There's going to be a limit to how much they can raise prices, because someone can always build out a datacenter and fill it up with open source DeepSeek inference and undercut your prices by 10x while still making a very good ROI--and that's a business model right there. Right now I'm sure there's a lot of people who will protest that they couldn't do their jobs with lesser models, but as time goes on that will get less and less. Already right now the consumers who are using AI for writing presentations, cooking recipe generation and ELI5 answers for common things, aren't going to be missing much from a lesser model. That'll actually only start to get cheaper over time.

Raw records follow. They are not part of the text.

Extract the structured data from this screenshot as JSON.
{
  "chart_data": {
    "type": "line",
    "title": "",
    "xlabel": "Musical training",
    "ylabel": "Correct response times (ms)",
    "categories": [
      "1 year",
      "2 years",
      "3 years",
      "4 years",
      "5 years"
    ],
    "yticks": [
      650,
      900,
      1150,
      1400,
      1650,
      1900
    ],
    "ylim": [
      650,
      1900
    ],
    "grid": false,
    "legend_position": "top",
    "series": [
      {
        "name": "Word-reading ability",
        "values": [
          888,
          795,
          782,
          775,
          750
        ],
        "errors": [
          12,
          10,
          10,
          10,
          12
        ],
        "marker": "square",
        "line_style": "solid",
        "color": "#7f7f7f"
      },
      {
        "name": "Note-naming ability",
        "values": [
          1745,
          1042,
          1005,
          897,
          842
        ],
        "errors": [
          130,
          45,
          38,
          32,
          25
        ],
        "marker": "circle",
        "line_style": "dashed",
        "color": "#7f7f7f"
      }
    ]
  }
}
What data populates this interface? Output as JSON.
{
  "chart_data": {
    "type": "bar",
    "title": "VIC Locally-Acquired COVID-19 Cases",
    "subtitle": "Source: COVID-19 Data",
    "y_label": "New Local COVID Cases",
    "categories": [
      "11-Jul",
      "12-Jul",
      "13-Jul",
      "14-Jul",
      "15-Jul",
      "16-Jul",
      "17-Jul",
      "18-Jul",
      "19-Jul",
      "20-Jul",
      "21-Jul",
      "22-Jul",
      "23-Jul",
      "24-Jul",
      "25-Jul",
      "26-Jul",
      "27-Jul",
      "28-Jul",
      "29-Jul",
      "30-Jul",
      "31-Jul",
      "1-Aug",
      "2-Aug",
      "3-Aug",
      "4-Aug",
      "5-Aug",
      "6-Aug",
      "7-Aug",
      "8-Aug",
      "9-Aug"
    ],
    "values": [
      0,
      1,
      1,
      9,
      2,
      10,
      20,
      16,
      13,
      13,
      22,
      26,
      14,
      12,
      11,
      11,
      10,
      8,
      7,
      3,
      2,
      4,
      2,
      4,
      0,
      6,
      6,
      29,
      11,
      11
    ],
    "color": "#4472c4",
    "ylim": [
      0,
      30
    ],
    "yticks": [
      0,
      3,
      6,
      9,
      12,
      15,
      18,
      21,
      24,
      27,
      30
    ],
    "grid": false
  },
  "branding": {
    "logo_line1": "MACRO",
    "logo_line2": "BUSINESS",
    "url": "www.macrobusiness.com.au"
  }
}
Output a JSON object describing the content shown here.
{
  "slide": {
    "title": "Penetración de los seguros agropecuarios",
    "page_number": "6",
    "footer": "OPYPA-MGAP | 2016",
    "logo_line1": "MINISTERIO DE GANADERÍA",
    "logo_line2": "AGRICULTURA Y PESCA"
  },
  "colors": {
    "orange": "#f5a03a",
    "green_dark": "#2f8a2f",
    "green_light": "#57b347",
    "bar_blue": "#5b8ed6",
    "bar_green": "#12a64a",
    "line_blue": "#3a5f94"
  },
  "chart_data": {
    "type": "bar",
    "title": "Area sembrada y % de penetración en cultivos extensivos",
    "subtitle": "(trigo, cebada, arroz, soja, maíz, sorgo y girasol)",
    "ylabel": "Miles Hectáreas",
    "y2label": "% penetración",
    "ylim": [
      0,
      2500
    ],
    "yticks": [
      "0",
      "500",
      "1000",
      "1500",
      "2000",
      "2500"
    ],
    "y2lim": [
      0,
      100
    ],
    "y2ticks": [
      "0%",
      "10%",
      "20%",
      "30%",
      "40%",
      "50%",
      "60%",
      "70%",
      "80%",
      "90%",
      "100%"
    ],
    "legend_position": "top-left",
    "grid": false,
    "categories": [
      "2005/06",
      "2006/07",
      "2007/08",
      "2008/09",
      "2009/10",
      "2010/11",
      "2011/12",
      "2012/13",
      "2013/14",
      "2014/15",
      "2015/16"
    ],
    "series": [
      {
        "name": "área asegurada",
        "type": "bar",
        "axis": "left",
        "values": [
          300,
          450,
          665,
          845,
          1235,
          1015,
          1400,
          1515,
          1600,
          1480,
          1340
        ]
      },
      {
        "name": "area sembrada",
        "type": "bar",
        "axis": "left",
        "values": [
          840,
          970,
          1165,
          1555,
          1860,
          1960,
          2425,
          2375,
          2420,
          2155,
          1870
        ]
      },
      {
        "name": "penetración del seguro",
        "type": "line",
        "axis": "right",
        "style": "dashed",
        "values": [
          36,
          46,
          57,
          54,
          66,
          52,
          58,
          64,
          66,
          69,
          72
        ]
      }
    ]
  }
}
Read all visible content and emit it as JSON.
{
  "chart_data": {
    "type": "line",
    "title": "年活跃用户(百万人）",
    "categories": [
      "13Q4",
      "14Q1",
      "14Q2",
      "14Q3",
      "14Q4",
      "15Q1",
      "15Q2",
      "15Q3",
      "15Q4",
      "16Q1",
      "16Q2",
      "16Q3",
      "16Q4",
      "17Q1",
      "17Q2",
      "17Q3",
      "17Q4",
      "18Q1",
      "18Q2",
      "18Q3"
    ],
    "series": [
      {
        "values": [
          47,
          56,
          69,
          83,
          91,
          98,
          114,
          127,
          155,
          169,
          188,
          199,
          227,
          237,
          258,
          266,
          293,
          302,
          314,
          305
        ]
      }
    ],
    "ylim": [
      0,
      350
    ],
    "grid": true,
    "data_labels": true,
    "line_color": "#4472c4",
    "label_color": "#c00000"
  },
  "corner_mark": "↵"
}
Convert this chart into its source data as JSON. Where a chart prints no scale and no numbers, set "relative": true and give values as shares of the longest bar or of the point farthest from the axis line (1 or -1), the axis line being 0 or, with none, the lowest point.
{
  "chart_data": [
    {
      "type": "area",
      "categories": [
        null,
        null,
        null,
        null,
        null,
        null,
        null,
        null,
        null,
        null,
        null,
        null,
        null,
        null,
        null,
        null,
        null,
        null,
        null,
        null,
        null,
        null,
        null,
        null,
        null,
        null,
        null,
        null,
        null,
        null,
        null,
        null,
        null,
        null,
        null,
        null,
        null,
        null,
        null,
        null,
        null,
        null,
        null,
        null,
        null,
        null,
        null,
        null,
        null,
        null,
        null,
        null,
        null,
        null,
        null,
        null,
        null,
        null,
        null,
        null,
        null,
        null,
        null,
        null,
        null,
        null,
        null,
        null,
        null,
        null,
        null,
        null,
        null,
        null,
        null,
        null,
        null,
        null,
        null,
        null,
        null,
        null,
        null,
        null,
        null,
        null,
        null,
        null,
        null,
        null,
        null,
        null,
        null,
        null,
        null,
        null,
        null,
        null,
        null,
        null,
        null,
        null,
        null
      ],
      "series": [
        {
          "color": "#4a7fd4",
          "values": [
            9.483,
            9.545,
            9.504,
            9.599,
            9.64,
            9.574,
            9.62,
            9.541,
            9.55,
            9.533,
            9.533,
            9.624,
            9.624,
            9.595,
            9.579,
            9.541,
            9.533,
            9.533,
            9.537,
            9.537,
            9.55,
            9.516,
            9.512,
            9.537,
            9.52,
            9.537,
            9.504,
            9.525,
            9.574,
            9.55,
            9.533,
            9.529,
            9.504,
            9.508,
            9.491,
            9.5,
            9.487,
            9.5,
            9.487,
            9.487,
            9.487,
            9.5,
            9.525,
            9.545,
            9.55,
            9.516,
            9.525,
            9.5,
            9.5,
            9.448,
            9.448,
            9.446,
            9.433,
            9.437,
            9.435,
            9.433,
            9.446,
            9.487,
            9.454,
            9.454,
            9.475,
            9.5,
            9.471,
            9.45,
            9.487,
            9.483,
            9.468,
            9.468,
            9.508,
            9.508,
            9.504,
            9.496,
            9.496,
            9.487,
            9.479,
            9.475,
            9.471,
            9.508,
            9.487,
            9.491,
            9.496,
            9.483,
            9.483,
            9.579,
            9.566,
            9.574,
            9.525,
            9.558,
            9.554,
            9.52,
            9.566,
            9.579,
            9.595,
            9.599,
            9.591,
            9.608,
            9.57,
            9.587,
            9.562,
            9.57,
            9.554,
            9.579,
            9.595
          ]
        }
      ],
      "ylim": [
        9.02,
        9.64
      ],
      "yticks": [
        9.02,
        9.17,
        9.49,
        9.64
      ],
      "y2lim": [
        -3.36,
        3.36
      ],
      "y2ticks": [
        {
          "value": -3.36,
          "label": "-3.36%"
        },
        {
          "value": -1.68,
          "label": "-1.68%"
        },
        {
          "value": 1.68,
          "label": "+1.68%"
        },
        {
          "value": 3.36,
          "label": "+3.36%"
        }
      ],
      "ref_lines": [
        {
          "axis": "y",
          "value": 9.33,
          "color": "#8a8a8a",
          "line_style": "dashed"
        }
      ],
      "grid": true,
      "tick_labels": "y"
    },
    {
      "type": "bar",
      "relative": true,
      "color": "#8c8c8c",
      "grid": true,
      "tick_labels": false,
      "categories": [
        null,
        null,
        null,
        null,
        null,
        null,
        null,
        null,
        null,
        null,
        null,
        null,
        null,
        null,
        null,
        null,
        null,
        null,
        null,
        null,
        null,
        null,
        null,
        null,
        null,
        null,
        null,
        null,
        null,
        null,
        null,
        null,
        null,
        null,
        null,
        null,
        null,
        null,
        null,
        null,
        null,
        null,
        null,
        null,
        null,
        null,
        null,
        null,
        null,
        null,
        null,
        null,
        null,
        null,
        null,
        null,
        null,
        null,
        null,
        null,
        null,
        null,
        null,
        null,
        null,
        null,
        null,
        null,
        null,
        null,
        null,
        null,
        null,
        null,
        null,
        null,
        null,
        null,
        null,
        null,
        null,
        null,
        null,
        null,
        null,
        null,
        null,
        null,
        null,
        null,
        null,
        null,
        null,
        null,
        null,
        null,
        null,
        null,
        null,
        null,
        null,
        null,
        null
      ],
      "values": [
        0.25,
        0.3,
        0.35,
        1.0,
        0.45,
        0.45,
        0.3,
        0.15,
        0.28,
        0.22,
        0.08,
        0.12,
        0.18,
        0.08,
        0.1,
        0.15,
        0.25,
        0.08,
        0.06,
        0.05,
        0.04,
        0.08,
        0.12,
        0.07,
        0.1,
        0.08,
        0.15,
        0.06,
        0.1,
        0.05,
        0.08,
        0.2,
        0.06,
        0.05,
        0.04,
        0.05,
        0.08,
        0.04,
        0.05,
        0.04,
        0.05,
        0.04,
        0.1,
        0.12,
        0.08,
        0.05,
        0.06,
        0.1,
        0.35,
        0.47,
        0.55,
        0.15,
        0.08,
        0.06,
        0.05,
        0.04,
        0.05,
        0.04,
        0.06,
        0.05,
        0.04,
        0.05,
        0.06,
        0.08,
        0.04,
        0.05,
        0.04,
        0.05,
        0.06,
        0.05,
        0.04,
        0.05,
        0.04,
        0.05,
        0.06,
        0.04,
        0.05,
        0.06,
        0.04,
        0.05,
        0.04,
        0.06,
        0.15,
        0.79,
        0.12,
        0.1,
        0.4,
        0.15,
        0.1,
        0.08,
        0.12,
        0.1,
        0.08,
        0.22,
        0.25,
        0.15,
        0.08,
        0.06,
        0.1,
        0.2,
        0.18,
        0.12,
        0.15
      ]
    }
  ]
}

Also for business needs, as AI inference costs escalate there comes a point where businesses rediscover human intelligence again, and start hiring/training people to do more work to use lesser models--if that is more productive in the end than shelling out large amounts of cash for inference on the latest models. [Although given how much companies waste on AWS, there's a lot of tolerance for overspending in corporations...]
Not sure how it all works out. Currently trillion dollar companies can't make a native app for platforms. Everything is just JS/Electron because economics does not work for them.
And here companies can make GW data center running very expensive GPUs for 1/10th of current prices. Sound little fanciful to me.
And at some point even frontier model costs will hopefully come down (if there is still a meaningful difference between closed and open source models at that point) as all of the compute that's being built out right now comes online.